いよいよ介護保険が施行された。新しい、はじめての制度なので、問題点はいくつかあるが、ただの高齢者の方々に精神的にも、金銭的にもできるだけ負担のかからない姿になってもらいたいものだ。また、医療介護サービスを提供する私達にももっと納得のいくものであってほしい。

しかし、この介護保険導入は、私達の医療サービスの質の転換のいいチャンスでもある。
私は昭和35年医師になったその日から、陸の孤島と呼ばれ、医療に乏しい人口8〜9000人の猟師町の地域へとびこんでいった。昼間は大学院で病理学の研究をし、夜間診療から始め、ゆりかごから墓場までの医療、保健、福祉の施設、システムをつくりたいと思い、それから20年間を費やした(病院、保育所、特別養護老人ホームをつくることができた)。昭和40年中頃からは、当時、高血圧、脳卒中が多かったため、保健婦、MSWを採用して、毎日部落単位の健診、健康教育、訪問活動など地域活動をつづけ、一方、すでにこの頃から脳卒中リハビリテーションを始めていた。現在いわれている生活リハの考え方をもって行っていた。一方、人生最後の仕上げのときとしての「死」の看取りも大きな役割であった。

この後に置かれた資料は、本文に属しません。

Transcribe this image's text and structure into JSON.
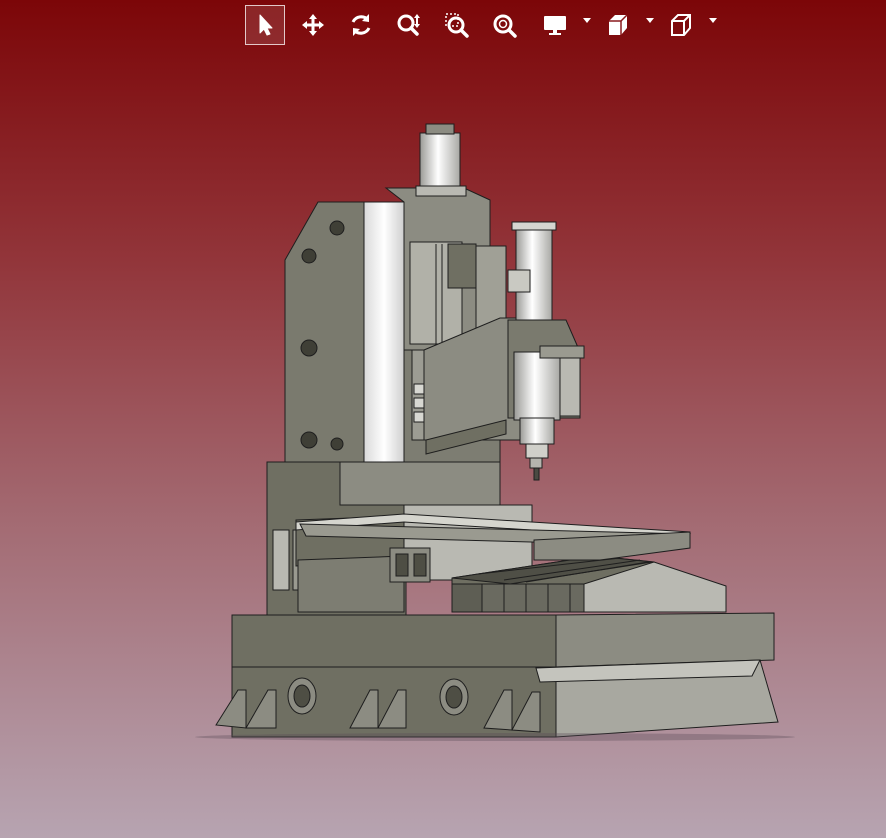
{
  "colors": {
    "bg_top": "#7c0608",
    "bg_bottom": "#b7a4b1",
    "toolbar_icon": "#ffffff",
    "machine_dark": "#6f6f62",
    "machine_mid": "#8c8c82",
    "machine_light": "#b9b9b2",
    "machine_white": "#f2f2f2",
    "outline": "#1e1e1e"
  },
  "toolbar": {
    "tools": [
      {
        "id": "select",
        "icon": "cursor-arrow-icon",
        "active": true
      },
      {
        "id": "pan",
        "icon": "move-arrows-icon",
        "active": false
      },
      {
        "id": "rotate",
        "icon": "rotate-icon",
        "active": false
      },
      {
        "id": "zoom",
        "icon": "zoom-icon",
        "active": false
      },
      {
        "id": "zoom-window",
        "icon": "zoom-window-icon",
        "active": false
      },
      {
        "id": "zoom-fit",
        "icon": "zoom-fit-icon",
        "active": false
      },
      {
        "id": "display-mode",
        "icon": "monitor-icon",
        "active": false,
        "dropdown": true
      },
      {
        "id": "render-mode",
        "icon": "shaded-cube-icon",
        "active": false,
        "dropdown": true
      },
      {
        "id": "view-orientation",
        "icon": "wireframe-cube-icon",
        "active": false,
        "dropdown": true
      }
    ]
  },
  "model": {
    "name_icon": "cnc-vertical-machining-center"
  }
}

そうした地域の医療福祉の経験をもとに20年余り前から医療と福祉は一体でなければならないと主張してきた。福祉とは「その人の日常生活の中の不自由さを支え、より安楽に幸せに日々過ごしていただくこと」、身体的、経済的、また精神的な悩み、苦しみが少しでも軽くなるようにお手伝いすることだと思っている。現在の柴田病院(昭和55年9月開業)では、福祉の考え方を基礎に、その上で医療を施すことを基本理念としている。

現在、入院患者の平均在院日数をみると、約790日(約2年間)である。このように長期入院の方々にとって病院は治療、訓練の場である以前に、病院はその人にとっては「生活の場」なのだ。そこで生きておられるのだ。時には人生の仕上げの場でもある。病院での日々の生活の中のいろいろな不満、不安、悲しみ、怒り、苦しみ等のマイナスの心理状態は、その方の自然治癒力を明らかに低下させる。感染症にもかかりやすくなり、病の治癒も遅れてくる。人間は「こころ」が「からだ」を支配している。「こころ」の状態が明るく、前向きで笑みをもって日々過ごすなら自然治癒力は高められ、病を(ガンですら)乗り越えることができる。「生きがい療法」を実践し、末期ガンでありながら4807メートルのモンブランの登頂に成功されたガン闘病者の姿から、多くのことを教えられた。魂(こころ)が肉体に想像もつかない大きな力を与えている。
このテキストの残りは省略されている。